AppSec California 2018

Abstract: 
Android malware authors may enforce one or a combination of protection techniques like obfuscators, packers and protectors. This additional step just before publishing the app adds complexity for Android Bouncers and various static, and dynamic code analysis tools. Along with these protection techniques a combination of features such as emulation detection, anti debugging, root detection, tampering detection, anti runtime injection enables malicious application practically makes malicious app go undetected. As a result we have seen a steady increase in the malicious apps published in various Android app stores. ZDNet reported around 1000 spyware mobile apps are published in the official Google Play Store this year alone. These apps may have the capability to monitor almost every action on an infected device. Actions such as taking photos, recording calls, monitoring information about Wi-Fi access point and inspecting user’s web traffic. 

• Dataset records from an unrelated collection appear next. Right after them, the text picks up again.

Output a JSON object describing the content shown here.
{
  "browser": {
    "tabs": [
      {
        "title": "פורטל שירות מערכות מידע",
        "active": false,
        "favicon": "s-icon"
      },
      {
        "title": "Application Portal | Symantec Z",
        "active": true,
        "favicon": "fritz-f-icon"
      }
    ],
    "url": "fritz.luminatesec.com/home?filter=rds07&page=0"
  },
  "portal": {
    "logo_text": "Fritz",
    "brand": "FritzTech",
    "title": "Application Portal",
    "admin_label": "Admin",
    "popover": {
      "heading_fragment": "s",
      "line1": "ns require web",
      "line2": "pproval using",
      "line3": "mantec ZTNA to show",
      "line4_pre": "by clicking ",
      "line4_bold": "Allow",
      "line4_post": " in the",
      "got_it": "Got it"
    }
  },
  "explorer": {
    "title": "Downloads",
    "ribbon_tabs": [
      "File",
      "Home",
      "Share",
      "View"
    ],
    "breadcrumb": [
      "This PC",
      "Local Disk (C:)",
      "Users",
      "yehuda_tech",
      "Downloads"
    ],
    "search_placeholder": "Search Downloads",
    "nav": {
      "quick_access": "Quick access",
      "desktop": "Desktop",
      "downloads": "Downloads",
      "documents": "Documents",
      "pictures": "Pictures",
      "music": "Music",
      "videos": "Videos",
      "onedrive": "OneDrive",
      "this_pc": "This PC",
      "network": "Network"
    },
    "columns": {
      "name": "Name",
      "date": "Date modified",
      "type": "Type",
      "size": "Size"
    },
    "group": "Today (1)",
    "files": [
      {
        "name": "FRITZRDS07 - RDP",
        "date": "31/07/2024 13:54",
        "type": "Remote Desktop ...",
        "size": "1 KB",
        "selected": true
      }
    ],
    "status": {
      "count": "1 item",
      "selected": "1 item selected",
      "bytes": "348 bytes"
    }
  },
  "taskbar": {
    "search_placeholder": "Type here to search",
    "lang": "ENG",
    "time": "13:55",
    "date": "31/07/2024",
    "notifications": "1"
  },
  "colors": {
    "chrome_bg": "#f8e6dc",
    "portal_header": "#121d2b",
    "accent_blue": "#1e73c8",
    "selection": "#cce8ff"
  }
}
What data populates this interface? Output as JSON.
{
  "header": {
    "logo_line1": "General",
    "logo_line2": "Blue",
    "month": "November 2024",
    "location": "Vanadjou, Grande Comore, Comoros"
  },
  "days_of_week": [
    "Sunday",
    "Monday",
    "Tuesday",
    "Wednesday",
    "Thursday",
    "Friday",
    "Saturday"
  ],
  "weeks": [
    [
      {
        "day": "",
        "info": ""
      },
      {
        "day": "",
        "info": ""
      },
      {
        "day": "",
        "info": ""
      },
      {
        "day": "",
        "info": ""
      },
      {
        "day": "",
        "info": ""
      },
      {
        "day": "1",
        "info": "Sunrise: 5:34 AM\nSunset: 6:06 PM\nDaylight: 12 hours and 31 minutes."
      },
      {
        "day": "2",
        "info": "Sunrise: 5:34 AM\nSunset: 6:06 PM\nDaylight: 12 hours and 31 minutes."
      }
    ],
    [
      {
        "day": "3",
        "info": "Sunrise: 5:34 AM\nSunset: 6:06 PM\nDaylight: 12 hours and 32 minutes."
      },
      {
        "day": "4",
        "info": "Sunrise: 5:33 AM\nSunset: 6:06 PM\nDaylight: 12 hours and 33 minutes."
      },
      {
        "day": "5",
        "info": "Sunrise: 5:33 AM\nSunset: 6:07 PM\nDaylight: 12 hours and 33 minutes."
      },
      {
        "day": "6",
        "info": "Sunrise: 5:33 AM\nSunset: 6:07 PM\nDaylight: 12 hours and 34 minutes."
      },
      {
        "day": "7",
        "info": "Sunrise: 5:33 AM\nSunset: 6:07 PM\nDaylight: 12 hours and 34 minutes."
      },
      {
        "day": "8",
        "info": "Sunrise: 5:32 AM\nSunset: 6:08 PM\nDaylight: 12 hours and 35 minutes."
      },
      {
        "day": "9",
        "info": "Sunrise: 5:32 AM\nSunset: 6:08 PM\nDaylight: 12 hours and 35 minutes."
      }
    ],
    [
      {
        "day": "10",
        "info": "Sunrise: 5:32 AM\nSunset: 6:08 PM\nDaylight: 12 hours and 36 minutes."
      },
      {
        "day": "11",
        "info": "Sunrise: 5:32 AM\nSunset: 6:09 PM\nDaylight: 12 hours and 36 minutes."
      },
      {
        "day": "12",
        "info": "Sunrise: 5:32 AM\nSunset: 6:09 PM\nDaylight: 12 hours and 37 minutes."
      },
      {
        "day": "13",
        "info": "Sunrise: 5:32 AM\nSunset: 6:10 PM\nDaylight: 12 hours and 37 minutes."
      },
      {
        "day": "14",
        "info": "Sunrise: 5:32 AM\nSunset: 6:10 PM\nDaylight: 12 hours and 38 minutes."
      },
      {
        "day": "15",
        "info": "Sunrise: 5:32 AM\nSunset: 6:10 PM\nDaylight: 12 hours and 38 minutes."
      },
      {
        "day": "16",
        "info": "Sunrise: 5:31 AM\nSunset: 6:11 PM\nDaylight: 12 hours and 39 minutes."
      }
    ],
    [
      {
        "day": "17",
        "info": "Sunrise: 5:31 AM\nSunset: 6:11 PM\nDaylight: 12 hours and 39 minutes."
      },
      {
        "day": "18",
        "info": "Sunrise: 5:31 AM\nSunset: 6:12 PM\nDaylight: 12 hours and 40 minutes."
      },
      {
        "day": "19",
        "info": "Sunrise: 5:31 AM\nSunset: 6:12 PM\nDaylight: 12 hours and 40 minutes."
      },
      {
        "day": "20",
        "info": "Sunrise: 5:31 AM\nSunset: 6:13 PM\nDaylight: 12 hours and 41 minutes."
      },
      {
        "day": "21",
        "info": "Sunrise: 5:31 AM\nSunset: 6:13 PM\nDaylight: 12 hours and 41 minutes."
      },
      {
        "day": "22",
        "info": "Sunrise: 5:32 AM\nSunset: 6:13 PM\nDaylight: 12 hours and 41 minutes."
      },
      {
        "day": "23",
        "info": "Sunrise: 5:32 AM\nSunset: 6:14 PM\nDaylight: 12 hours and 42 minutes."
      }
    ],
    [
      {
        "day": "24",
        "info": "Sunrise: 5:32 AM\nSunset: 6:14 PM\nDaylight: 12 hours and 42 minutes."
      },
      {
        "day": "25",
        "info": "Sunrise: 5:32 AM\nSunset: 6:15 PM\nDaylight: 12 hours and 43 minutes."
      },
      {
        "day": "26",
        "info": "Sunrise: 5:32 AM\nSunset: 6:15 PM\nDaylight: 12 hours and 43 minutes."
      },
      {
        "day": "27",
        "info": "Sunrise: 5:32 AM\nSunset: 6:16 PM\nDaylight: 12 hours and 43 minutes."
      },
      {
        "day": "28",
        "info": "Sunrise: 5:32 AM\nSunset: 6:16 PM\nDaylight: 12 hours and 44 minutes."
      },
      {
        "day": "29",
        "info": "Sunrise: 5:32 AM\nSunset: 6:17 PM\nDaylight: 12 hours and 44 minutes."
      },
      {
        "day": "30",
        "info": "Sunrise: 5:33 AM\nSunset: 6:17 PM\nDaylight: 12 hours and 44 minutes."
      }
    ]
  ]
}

We will focus on all three commonly used Apk protection techniques and how they operate under the hood. For obfuscation, we will demo a tool designed to remove switch case injection, dead code injection, and string encryption and get a readable code. In case of packer talk will showcase avenues to unpack the packer by first finding the algorithm, hooking into libc before packer opens DEX file, dumping DEX from memory. Protectors such as DexProtector mangles code by modifying entry point to loader stub and perform anti-emulation, anti-debug and anti-tampering checks. Protector are easy to patch, one can by attaching cloned process or dump odex and get readable code. By adding these techniques an ethical hacker or Android bouncer can identify many a malicious application published in app store.